I got addicted to chai in college when I discovered that a local coffee shop near my university served my favorite brand of spiced chai for $1.50. And it was a large chai latte, too! Somehow now chai tea lattes cost around $4 on average, so I rarely get them. It’s just principle. I’m all for treating yourself, but when you can make the same thing at home for half the price, I can rarely bring myself to do it!
Nonetheless, my love affair with chai began and it really never stopped. Chai-infused things are just lovely. And moving into spring I’m already getting into ice cream mode. Not dairy ice cream, vegan ice cream! My body can’t handle the cream and whole milk versions anymore (waaaaaaaa). But thankfully cashews and coconut milk save the day!
What is Masala Chai?
Masala chai is a creamy, spiced tea that’s most popular in India but is increasingly enjoyed around the world. The primary difference between chai and masala chai is that masala chai includes spices, while chai is simply tea and milk.
Chai is typically made with four components:
- Black tea (we prefer bagged or loose-leaf, decaf when possible)
- Milk (we went dairy-free with coconut and/or cashew )
- Sweetener (we went for a little maple syrup)
- Spices (ginger, cinnamon, clove, cardamom, black pepper)
The spices vary depending on the recipe, but our favorite combination is cinnamon, cardamom, black pepper, cloves, and ginger.
For a more authentic recipe and to learn more about this delicious Indian tea, see this video from Bhavna’s Kitchen.
This Indian-inspired recipe is simple as it requires about 10 ingredients (give or take a spice) and doesn’t require any boiling and chilling, which saves you time. The preparation happens before you ever start by simply chilling your ice cream maker and soaking your cashews to get them blend-able and creamy.
From there the chai flavor is added with a concentrated brewed chai tea and dry chai tea spices.
The traditional spices in chai are cinnamon, ginger, clove, cardamom and black pepper (learn more about its origins here). If you don’t have all of these on hand, just use what you have and let the chai tea compensate the rest of the flavor.
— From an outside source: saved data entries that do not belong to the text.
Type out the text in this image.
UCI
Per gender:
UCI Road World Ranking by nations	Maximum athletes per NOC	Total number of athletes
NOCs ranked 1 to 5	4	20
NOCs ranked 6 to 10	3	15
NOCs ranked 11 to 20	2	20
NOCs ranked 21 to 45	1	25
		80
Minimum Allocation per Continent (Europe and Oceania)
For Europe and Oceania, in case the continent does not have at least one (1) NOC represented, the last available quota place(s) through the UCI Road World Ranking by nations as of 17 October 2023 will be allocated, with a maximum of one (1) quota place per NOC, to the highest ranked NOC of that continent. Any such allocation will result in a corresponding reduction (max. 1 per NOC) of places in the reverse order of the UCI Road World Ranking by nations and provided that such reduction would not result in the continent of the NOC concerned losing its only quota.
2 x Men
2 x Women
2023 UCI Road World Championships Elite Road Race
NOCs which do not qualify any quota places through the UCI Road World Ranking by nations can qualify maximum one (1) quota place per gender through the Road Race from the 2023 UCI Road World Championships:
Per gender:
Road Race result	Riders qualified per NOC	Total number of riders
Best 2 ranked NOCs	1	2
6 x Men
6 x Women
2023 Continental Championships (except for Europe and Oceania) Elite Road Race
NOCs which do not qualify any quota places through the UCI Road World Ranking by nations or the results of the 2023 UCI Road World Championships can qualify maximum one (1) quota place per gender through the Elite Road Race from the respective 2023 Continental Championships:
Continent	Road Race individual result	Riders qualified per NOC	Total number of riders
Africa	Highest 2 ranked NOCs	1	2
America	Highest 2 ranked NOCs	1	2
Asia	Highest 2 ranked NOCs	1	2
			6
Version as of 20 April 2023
And if you don’t have chai tea packets or loose leaf on hand, just use a black tea and add a touch more of each spice. Hopefully one way or the other you’ll be able to pull off that deep spicy chai flavor.
Exciting news! I attempted my first recipe video and am excited to share it with you guys! Let me know what you think.
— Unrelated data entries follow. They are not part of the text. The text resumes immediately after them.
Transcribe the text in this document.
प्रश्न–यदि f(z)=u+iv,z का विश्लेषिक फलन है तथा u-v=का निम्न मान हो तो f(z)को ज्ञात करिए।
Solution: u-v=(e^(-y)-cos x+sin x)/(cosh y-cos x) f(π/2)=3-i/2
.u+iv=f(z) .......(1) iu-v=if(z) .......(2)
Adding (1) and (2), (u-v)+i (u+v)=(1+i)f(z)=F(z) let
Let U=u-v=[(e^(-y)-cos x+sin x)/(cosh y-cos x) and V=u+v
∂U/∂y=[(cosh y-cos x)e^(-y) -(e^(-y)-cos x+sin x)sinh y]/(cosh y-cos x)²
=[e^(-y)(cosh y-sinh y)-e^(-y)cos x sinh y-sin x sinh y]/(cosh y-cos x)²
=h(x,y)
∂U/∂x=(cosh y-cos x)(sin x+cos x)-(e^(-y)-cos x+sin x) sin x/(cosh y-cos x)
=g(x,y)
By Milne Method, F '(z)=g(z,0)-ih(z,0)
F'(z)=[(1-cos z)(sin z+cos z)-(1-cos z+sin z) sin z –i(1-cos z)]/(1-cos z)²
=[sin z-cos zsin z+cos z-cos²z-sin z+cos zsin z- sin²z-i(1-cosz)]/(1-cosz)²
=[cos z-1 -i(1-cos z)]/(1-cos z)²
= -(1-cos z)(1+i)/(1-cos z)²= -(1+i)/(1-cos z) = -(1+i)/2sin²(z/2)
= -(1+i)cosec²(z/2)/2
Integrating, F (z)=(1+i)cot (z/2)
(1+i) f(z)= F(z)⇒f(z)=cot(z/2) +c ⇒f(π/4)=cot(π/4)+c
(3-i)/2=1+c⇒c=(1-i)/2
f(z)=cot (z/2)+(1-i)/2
Q: Do you like recipe videos? Do you find them helpful? Would you like to see more of them on Minimalist Baker? I had a blast putting it together and look forward to developing that skill to make our recipes come to life.
Once you add all your ingredients to your blender, just blend until creamy and smooth. Then transfer directly into an ice cream maker and churn until thick and creamy – about 45 minutes. Scoop into a freezer safe container and freeze until firm. Then scoop, scoop away!
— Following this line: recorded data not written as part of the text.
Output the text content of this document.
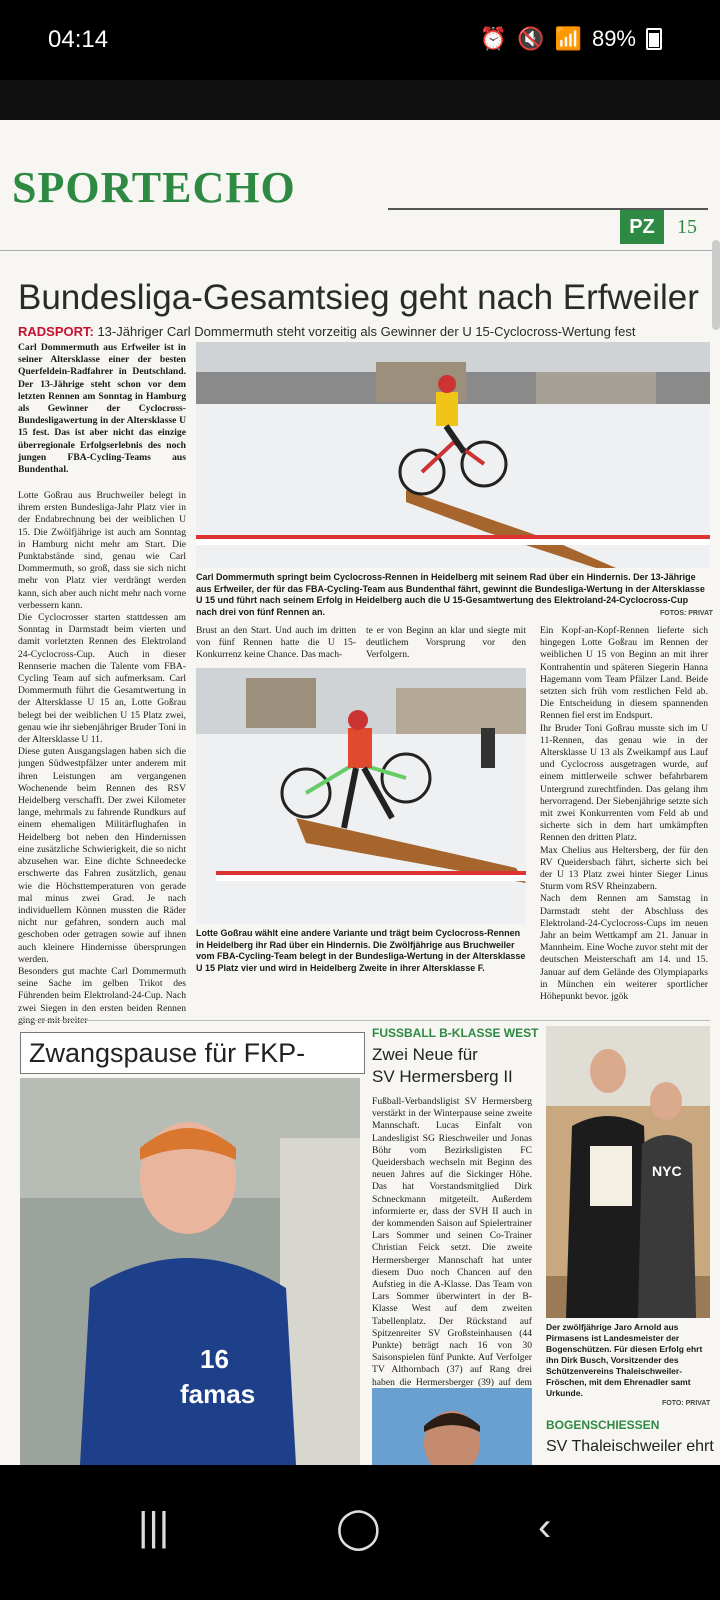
04:14	⏰ 🔇 📶 89%
SPORTECHO
PZ	15
Bundesliga-Gesamtsieg geht nach Erfweiler
RADSPORT: 13-Jähriger Carl Dommermuth steht vorzeitig als Gewinner der U 15-Cyclocross-Wertung fest
Carl Dommermuth aus Erfweiler ist in seiner Altersklasse einer der besten Querfeldein-Radfahrer in Deutschland. Der 13-Jährige steht schon vor dem letzten Rennen am Sonntag in Hamburg als Gewinner der Cyclocross-Bundesligawertung in der Altersklasse U 15 fest. Das ist aber nicht das einzige überregionale Erfolgserlebnis des noch jungen FBA-Cycling-Teams aus Bundenthal.
Lotte Goßrau aus Bruchweiler belegt in ihrem ersten Bundesliga-Jahr Platz vier in der Endabrechnung bei der weiblichen U 15. Die Zwölfjährige ist auch am Sonntag in Hamburg nicht mehr am Start. Die Punktabstände sind, genau wie Carl Dommermuth, so groß, dass sie sich nicht mehr von Platz vier verdrängt werden kann, sich aber auch nicht mehr nach vorne verbessern kann.
Die Cyclocrosser starten stattdessen am Sonntag in Darmstadt beim vierten und damit vorletzten Rennen des Elektroland 24-Cyclocross-Cup. Auch in dieser Rennserie machen die Talente vom FBA-Cycling Team auf sich aufmerksam. Carl Dommermuth führt die Gesamtwertung in der Altersklasse U 15 an, Lotte Goßrau belegt bei der weiblichen U 15 Platz zwei, genau wie ihr siebenjähriger Bruder Toni in der Altersklasse U 11.
Diese guten Ausgangslagen haben sich die jungen Südwestpfälzer unter anderem mit ihren Leistungen am vergangenen Wochenende beim Rennen des RSV Heidelberg verschafft. Der zwei Kilometer lange, mehrmals zu fahrende Rundkurs auf einem ehemaligen Militärflughafen in Heidelberg bot neben den Hindernissen eine zusätzliche Schwierigkeit, die so nicht abzusehen war. Eine dichte Schneedecke erschwerte das Fahren zusätzlich, genau wie die Höchsttemperaturen von gerade mal minus zwei Grad. Je nach individuellem Können mussten die Räder nicht nur gefahren, sondern auch mal geschoben oder getragen sowie auf ihnen auch kleinere Hindernisse übersprungen werden.
Besonders gut machte Carl Dommermuth seine Sache im gelben Trikot des Führenden beim Elektroland-24-Cup. Nach zwei Siegen in den ersten beiden Rennen ging er mit breiter
Carl Dommermuth springt beim Cyclocross-Rennen in Heidelberg mit seinem Rad über ein Hindernis. Der 13-Jährige aus Erfweiler, der für das FBA-Cycling-Team aus Bundenthal fährt, gewinnt die Bundesliga-Wertung in der Altersklasse U 15 und führt nach seinem Erfolg in Heidelberg auch die U 15-Gesamtwertung des Elektroland-24-Cyclocross-Cup nach drei von fünf Rennen an.	FOTOS: PRIVAT
Brust an den Start. Und auch im dritten von fünf Rennen hatte die U 15-Konkurrenz keine Chance. Das mach-
te er von Beginn an klar und siegte mit deutlichem Vorsprung vor den Verfolgern.
Lotte Goßrau wählt eine andere Variante und trägt beim Cyclocross-Rennen in Heidelberg ihr Rad über ein Hindernis. Die Zwölfjährige aus Bruchweiler vom FBA-Cycling-Team belegt in der Bundesliga-Wertung in der Altersklasse U 15 Platz vier und wird in Heidelberg Zweite in ihrer Altersklasse F.
Ein Kopf-an-Kopf-Rennen lieferte sich hingegen Lotte Goßrau im Rennen der weiblichen U 15 von Beginn an mit ihrer Kontrahentin und späteren Siegerin Hanna Hagemann vom Team Pfälzer Land. Beide setzten sich früh vom restlichen Feld ab. Die Entscheidung in diesem spannenden Rennen fiel erst im Endspurt.
Ihr Bruder Toni Goßrau musste sich im U 11-Rennen, das genau wie in der Altersklasse U 13 als Zweikampf aus Lauf und Cyclocross ausgetragen wurde, auf einem mittlerweile schwer befahrbarem Untergrund zurechtfinden. Das gelang ihm hervorragend. Der Siebenjährige setzte sich mit zwei Konkurrenten vom Feld ab und sicherte sich in dem hart umkämpften Rennen den dritten Platz.
Max Chelius aus Heltersberg, der für den RV Queidersbach fährt, sicherte sich bei der U 13 Platz zwei hinter Sieger Linus Sturm vom RSV Rheinzabern.
Nach dem Rennen am Samstag in Darmstadt steht der Abschluss des Elektroland-24-Cyclocross-Cups im neuen Jahr an beim Wettkampf am 21. Januar in Mannheim. Eine Woche zuvor steht mit der deutschen Meisterschaft am 14. und 15. Januar auf dem Gelände des Olympiaparks in München ein weiterer sportlicher Höhepunkt bevor. jgök
Zwangspause für FKP-
16
famas
FUSSBALL B-KLASSE WEST
Zwei Neue für
SV Hermersberg II
Fußball-Verbandsligist SV Hermersberg verstärkt in der Winterpause seine zweite Mannschaft. Lucas Einfalt von Landesligist SG Rieschweiler und Jonas Böhr vom Bezirksligisten FC Queidersbach wechseln mit Beginn des neuen Jahres auf die Sickinger Höhe. Das hat Vorstandsmitglied Dirk Schneckmann mitgeteilt. Außerdem informierte er, dass der SVH II auch in der kommenden Saison auf Spielertrainer Lars Sommer und seinen Co-Trainer Christian Feick setzt. Die zweite Hermersberger Mannschaft hat unter diesem Duo noch Chancen auf den Aufstieg in die A-Klasse. Das Team von Lars Sommer überwintert in der B-Klasse West auf dem zweiten Tabellenplatz. Der Rückstand auf Spitzenreiter SV Großsteinhausen (44 Punkte) beträgt nach 16 von 30 Saisonspielen fünf Punkte. Auf Verfolger TV Althornbach (37) auf Rang drei haben die Hermersberger (39) auf dem
NYC
Der zwölfjährige Jaro Arnold aus Pirmasens ist Landesmeister der Bogenschützen. Für diesen Erfolg ehrt ihn Dirk Busch, Vorsitzender des Schützenvereins Thaleischweiler-Fröschen, mit dem Ehrenadler samt Urkunde.
FOTO: PRIVAT
BOGENSCHIESSEN
SV Thaleischweiler ehrt
|||	◯	‹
Oh, I was SO pleased with how this turned out! It’s
& Perfectly chai-spiced
The best part? It tastes so creamy and rich that you’d never guess there wasn’t an ounce of cream or whole milk inside. Vegan recipes for the win! Enjoy.
Vegan Chai Ice Cream
- 1 1/2 cups raw cashews (soaked for 4-6 hours or overnight, then drained)
- 1 cup light coconut milk (or sub another dairy-free milk, such as almond or rice)
- 3 packets chai tea (or ~4 tsp loose leaf as original recipe is written // or sub black tea for a more subtle chai flavor)
- 1/4 cup coconut oil, melted (or olive oil)
- 1/4 cup agave nectar or maple syrup (or sub honey if not vegan)
- 1/4 cup cane sugar
- 1 tsp pure vanilla extract
- 1/2 tsp each cinnamon and ginger powder
- 1/4 tsp each black pepper, ground cloves, and cardamom* (optional)
- Set your churning bowl in the freezer the night before to chill. Soak your cashews the night before as well, or for at least 4-6 hour before blending.
- When ready to prepare ice cream, steep your chai tea in 3/4 cup boiling water (amounts as original recipe is written // adjust if altering batch size) for at least 10 minutes. It should be very strong. Remove tea bags, squeezing out excess tea, and let cool in the fridge.
- In the meantime, drain cashews and measure out other ingredients.
- Add tea and all remaining ingredients to a blender and blend until creamy and smooth – about 3-4 minutes, using liquify if you have the option. Taste and adjust sweetness/flavors as needed.
- Add mixture to your chilled ice cream maker bowl and churn according to manufacturer’s instructions until thoroughly chilled, about 45 minutes. It should resemble thick soft serve.
- Transfer to a freezer-safe container, cover and freeze until hard – at least 6 hours, preferably overnight. Will keep in the freezer for up to a week.
*Inspired by / loosely adapted from Isa Chandra.
*Preparation time reflects hands-on preparation, not soaking cashews and/or extra freezing.
*Nutrition information is a rough estimate.